We were given one clue. Mired in a traffic jam, Bobby jumped out of his car and onto the back of a lorry hauling scrap and garbage, and started hammering on the keys of a defunct piano, almost carving its stretched-out strings into tune. The lorry gets off the highway, out of the traffic jam -- an inspired moment of visual foreshadowing by director Rafelson -- leaving Bobby's car and his friend behind.
In Los Angeles, we start to get the other side of the story. Bobby's sister (Tia, in an incandescent turn by Lois Smith, all slumped shoulders and brimming eyes), also a piano player, tells him their father is dying. Bobby travels north to Washington, Rayette in tow (though he ditches her at the motel rather than suffer the ignominy of bringing a blue-collar girl home to daddy), and relocates himself among his original family.

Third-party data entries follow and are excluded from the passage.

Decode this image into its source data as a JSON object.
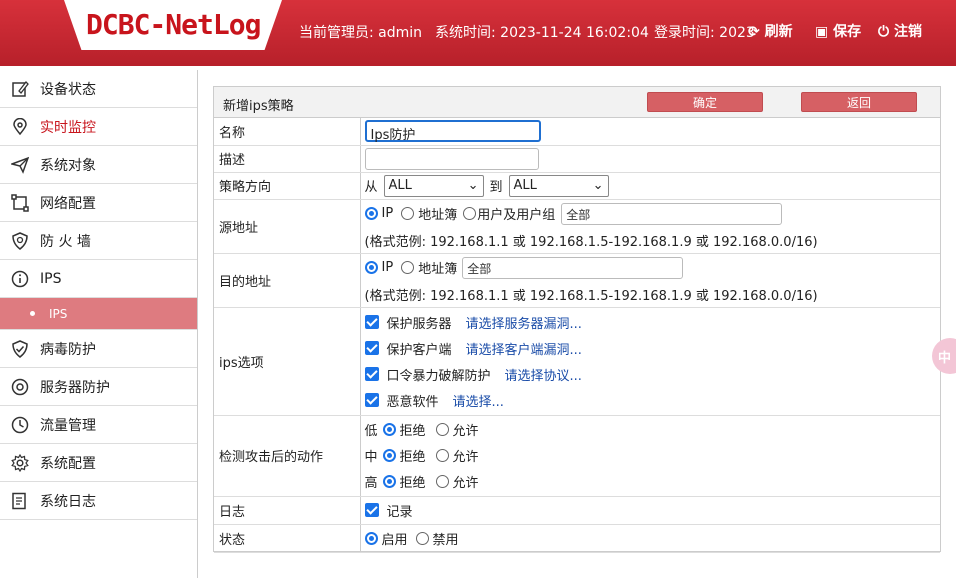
{
  "header": {
    "logo": "DCBC-NetLog",
    "admin": "当前管理员: admin",
    "system_time": "系统时间: 2023-11-24 16:02:04",
    "login_time": "登录时间: 2023",
    "refresh": "刷新",
    "save": "保存",
    "logout": "注销"
  },
  "sidebar": {
    "items": [
      {
        "label": "设备状态",
        "icon": "edit-icon"
      },
      {
        "label": "实时监控",
        "icon": "location-pin-icon"
      },
      {
        "label": "系统对象",
        "icon": "paper-plane-icon"
      },
      {
        "label": "网络配置",
        "icon": "network-icon"
      },
      {
        "label": "防 火 墙",
        "icon": "shield-icon"
      },
      {
        "label": "IPS",
        "icon": "info-icon"
      },
      {
        "label": "IPS",
        "icon": "dot-icon"
      },
      {
        "label": "病毒防护",
        "icon": "shield-check-icon"
      },
      {
        "label": "服务器防护",
        "icon": "target-icon"
      },
      {
        "label": "流量管理",
        "icon": "clock-icon"
      },
      {
        "label": "系统配置",
        "icon": "gear-icon"
      },
      {
        "label": "系统日志",
        "icon": "document-icon"
      }
    ]
  },
  "panel": {
    "title": "新增ips策略",
    "confirm": "确定",
    "back": "返回",
    "rows": {
      "name": {
        "label": "名称",
        "value": "Ips防护"
      },
      "desc": {
        "label": "描述",
        "value": ""
      },
      "direction": {
        "label": "策略方向",
        "from": "从",
        "from_value": "ALL",
        "to": "到",
        "to_value": "ALL"
      },
      "src": {
        "label": "源地址",
        "opt_ip": "IP",
        "opt_book": "地址簿",
        "opt_user": "用户及用户组",
        "value": "全部",
        "hint": "(格式范例: 192.168.1.1 或 192.168.1.5-192.168.1.9 或 192.168.0.0/16)"
      },
      "dst": {
        "label": "目的地址",
        "opt_ip": "IP",
        "opt_book": "地址簿",
        "value": "全部",
        "hint": "(格式范例: 192.168.1.1 或 192.168.1.5-192.168.1.9 或 192.168.0.0/16)"
      },
      "ips": {
        "label": "ips选项",
        "opts": [
          {
            "text": "保护服务器",
            "link": "请选择服务器漏洞..."
          },
          {
            "text": "保护客户端",
            "link": "请选择客户端漏洞..."
          },
          {
            "text": "口令暴力破解防护",
            "link": "请选择协议..."
          },
          {
            "text": "恶意软件",
            "link": "请选择..."
          }
        ]
      },
      "action": {
        "label": "检测攻击后的动作",
        "levels": [
          "低",
          "中",
          "高"
        ],
        "deny": "拒绝",
        "allow": "允许"
      },
      "log": {
        "label": "日志",
        "value": "记录"
      },
      "status": {
        "label": "状态",
        "on": "启用",
        "off": "禁用"
      }
    }
  },
  "floating": "中",
  "colors": {
    "header": "#c8202a",
    "accent": "#1a73e8",
    "button": "#d66064",
    "submenu": "#de7b80"
  }
}
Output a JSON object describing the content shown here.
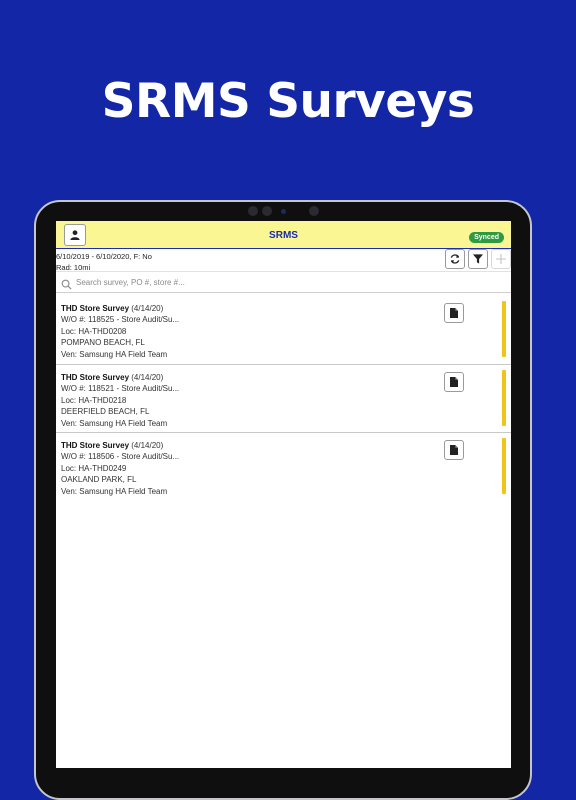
{
  "promo": {
    "title": "SRMS Surveys"
  },
  "header": {
    "title": "SRMS",
    "sync_status": "Synced",
    "profile_icon": "person-icon"
  },
  "filter": {
    "summary_line1": "6/10/2019 - 6/10/2020, F: No",
    "summary_line2": "Rad: 10mi"
  },
  "toolbar": {
    "refresh_icon": "refresh-icon",
    "filter_icon": "filter-icon",
    "add_icon": "plus-icon"
  },
  "search": {
    "placeholder": "Search survey, PO #, store #..."
  },
  "surveys": [
    {
      "title": "THD Store Survey",
      "date": "(4/14/20)",
      "wo": "W/O #: 118525 - Store Audit/Su...",
      "loc": "Loc: HA-THD0208",
      "city": "POMPANO BEACH, FL",
      "vendor": "Ven: Samsung HA Field Team"
    },
    {
      "title": "THD Store Survey",
      "date": "(4/14/20)",
      "wo": "W/O #: 118521 - Store Audit/Su...",
      "loc": "Loc: HA-THD0218",
      "city": "DEERFIELD BEACH, FL",
      "vendor": "Ven: Samsung HA Field Team"
    },
    {
      "title": "THD Store Survey",
      "date": "(4/14/20)",
      "wo": "W/O #: 118506 - Store Audit/Su...",
      "loc": "Loc: HA-THD0249",
      "city": "OAKLAND PARK, FL",
      "vendor": "Ven: Samsung HA Field Team"
    }
  ],
  "colors": {
    "background": "#1226a6",
    "header": "#faf694",
    "accent": "#1b2aa8",
    "synced": "#2f9a3f",
    "status_bar": "#f0c419"
  }
}
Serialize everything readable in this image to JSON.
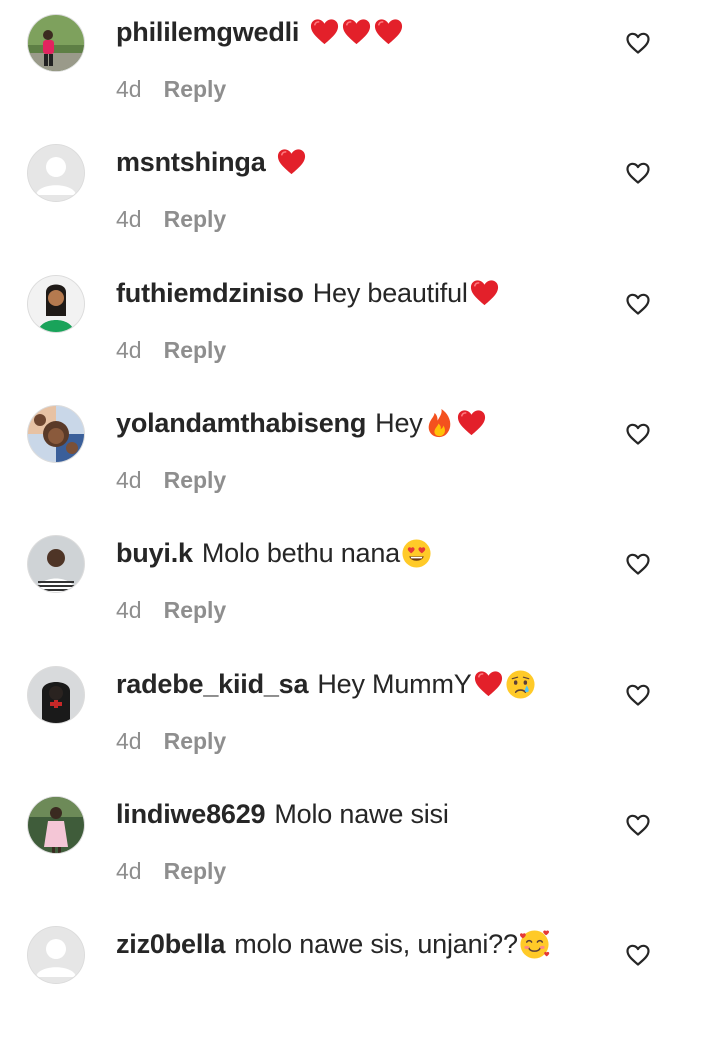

The entire visual language of the film seems to shift, code-switching its class alongside Bobby, who has been condescending to the hardscrabble life but, we learn, is little better at pretending to belong to a well-to-do enclave of artists and musicians. Rafelson creates an almost unbearable domestic tension to generate a working psychology for Bobby in reverse, a cartoon cutout in the wall of his family home.
One sequence finds him playing Chopin for his brother's girlfriend. The camera drifts off Bobby to find a seemingly endless array of photographs on the wall opposite: family, childhood, forebears from ages past pass before us as Bobby finishes a solo that he then immediately describes as evoking no feeling in him whatsoever. He's been adept at this kind of performative emotionality since he was 8 years old, and I suspect he's telling the truth -- and revealing a kind of quiet desperation in himself -- when he says that locating the emotional experience that other people seem to find within these pieces of a life is always, cruelly, beyond him.
Criterion's 4K upgrade of Five Easy Pieces updates spine #546, which previously also appeared in the five-disc "America Lost and Found" boxed set of BBS Productions. Encoded in high dynamic range with Dolby Vision, the restoration beautifully captures cinematographer Lázló Kovács' durable photography, with inky blacks beyond a nighttime poker game, or misty pastels at the Dupea compound in forested Washington. Grain is fine and accurate, never overwhelming.
The 2-disc set packs the special features onto the Blu-ray copy of the film (the 4K disc has only the film, and the commentary track). The supplements aren't much. A scant 9-minute featurette from 2009 sees Rafelson (and Nicholson, but mostly Rafelson) reflecting on the work. Two additional pieces cover the legacy of BBS Productions more broadly and in greater length. There's also some archival audio material from the mid-70s at the American Film Institute in which Rafelson discusses his creative process.
The film is now available from The Criterion Collection in a 4K+Blu-ray two-disc edition, as well as separate Blu-ray and DVD editions.